Aujourd'hui, paradoxalement, les gens les plus structurés et les gens les plus disponibles sont ceux qui ont justement des activités régulières et qui trouvent le temps d'en faire un peu plus.

"L'estimation du temps n'est pas une science parfaite", a conclut le chronobiologiste Robert Sothern, après avoir pendant 48 ans compté 60 secondes dans sa tête, et ensuite comparé ses résultats avec une horloge, pour arriver à des résultats presque similaires, même si, à 70 ans, il estime "qu'il a tout de même tendance à surestimer le temps d'une minute". Chacun semble donc percevoir le temps différemment. Ce ressenti est-il en général une souffrance ou un moteur qui pousse vos patients à une suractivité ?

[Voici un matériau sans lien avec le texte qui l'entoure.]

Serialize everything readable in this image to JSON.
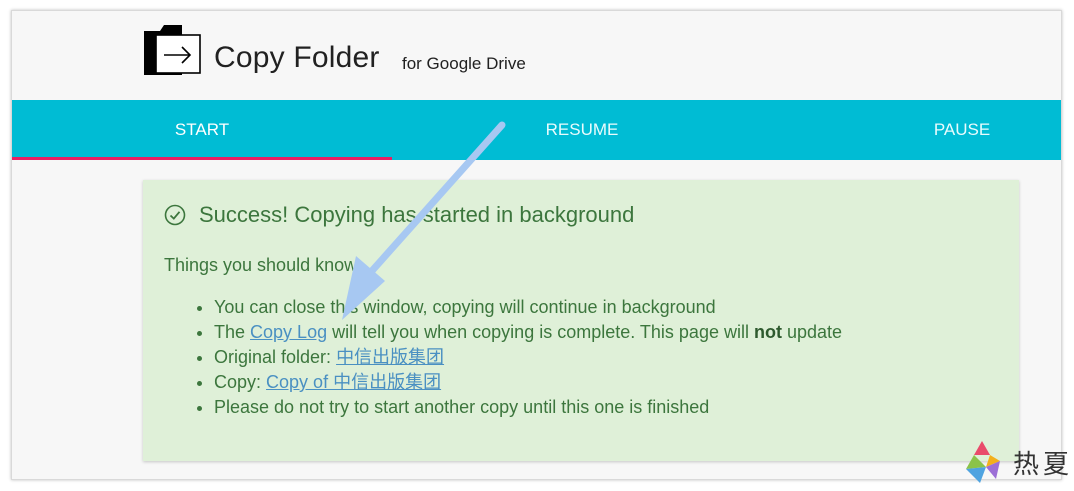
{
  "header": {
    "title": "Copy Folder",
    "subtitle": "for Google Drive"
  },
  "tabs": [
    {
      "label": "START",
      "active": true
    },
    {
      "label": "RESUME",
      "active": false
    },
    {
      "label": "PAUSE",
      "active": false
    }
  ],
  "alert": {
    "title": "Success! Copying has started in background",
    "intro": "Things you should know:",
    "items": {
      "close_window": "You can close this window, copying will continue in background",
      "log_prefix": "The ",
      "log_link": "Copy Log",
      "log_middle": " will tell you when copying is complete. This page will ",
      "log_bold": "not",
      "log_suffix": " update",
      "original_prefix": "Original folder: ",
      "original_link": "中信出版集团",
      "copy_prefix": "Copy: ",
      "copy_link": "Copy of 中信出版集团",
      "warning": "Please do not try to start another copy until this one is finished"
    }
  },
  "watermark": {
    "text": "热夏"
  },
  "colors": {
    "tab_bar": "#00bcd4",
    "tab_indicator": "#e91e63",
    "alert_bg": "#dff0d8",
    "alert_text": "#3c763d",
    "link": "#4a90c2",
    "annotation_arrow": "#a7c8f2"
  },
  "icons": {
    "logo": "folder-copy-icon",
    "success": "check-circle-icon"
  }
}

Il y a beaucoup de cas de figures différents. Je crois que c'est simplement une notion d'organisation psychologique. Biologiquement, c'est la même chose, les corps fonctionnent de la même manière.

Cela peut être une souffrance car malheureusement, il faut vivre ce sentiment d'urgence pour le comprendre, et c'est difficilement possible de s'y préparer, donc certains patients ont beaucoup de mal à accepter le fait qu'ils vieillissent. Personne ne va apprendre à son enfant à valoriser son temps, c'est une notion trop lointaine, trop impalpable. C'est un peu comme tous ces gens qui commencent à valoriser leur capital santé quand ils le perdent : il faut être confronté au problème du manque de temps pour y penser. Ce sentiment touche souvent des patients qui sont encore en bonne santé, qui veulent continuer à faire des choses encore et encore même à 70 ou 80 ans mais qui voient petit à petit leur corps peiner et leur champs d'activité se restreindre, ce qui les fait beaucoup souffrir.

Les gens qui ressentent moins que le temps passe plus vite sont à classer dans deux catégories.

Les gens qui ont eu une vie heureuse où ils ont fait beaucoup de chose se disent qu'ils ont fait leur temps, et qu'ils peuvent partir. Ils ne désirent pas mourir, mais si cela se produit, ils sont prêts. C'est la maladie qui fait vraiment peur à cette catégorie de personnes, qui ne veulent pas être dépendantes.

Il y a une deuxième catégorie de gens qui, malheureusement, ont eu des vies très tristes, qui ont eu des tas de problèmes ou qui sont dépressifs. Ceux-là n'attendent plus rien de la vie et se laissent aller en se disant prêts à accepter la mort, même si des fois on ressent des contradictions chez les patients dépressifs.

Comment faire pour vaincre cette anxiété pour ceux qui en souffrent ?

Je leur conseille d'abord de fixer leur attention sur ce qu'ils ont de plus précieux, c'est-à-dire leur capital santé, de l'entretenir et d'essayer de l'améliorer. Cela peut se faire quelque que soit l'âge, et c'est à la portée de tous. Car rester en vie le plus longtemps possible n'a d'intérêt que si on est en bonne santé.  Il faut essayer de vivre le plus longtemps possible certes, mais de la manière la plus épanouie possible.

Pour vaincre cette anxiété, je leur conseille également d'essayer de maîtriser le cours des choses et de ne pas se laisser aller, de lutter pour que la vie continue. Mais là-dessus, on est tous très inégaux, car c'est un problème de biochimie cérébrale. Certains auront toujours envie d'aller plus loin et de se battre jusqu'au bout, tandis que d'autres renonceront plus vite.

C'est aussi plus facile pour ceux qui croient en un au-delà ou en la réincarnation, car pour ces gens-là, la mort est simplement un chapitre de leur vie, donc ils l'attendent avec sérénité et ne souffrent pas du sentiment d'urgence et de manque de temps. C'est plus compliqué à gérer pour les athées ou ceux qui sont croyants mais qui ne croient pas à un au-delà, car la mort signe la fin de tout.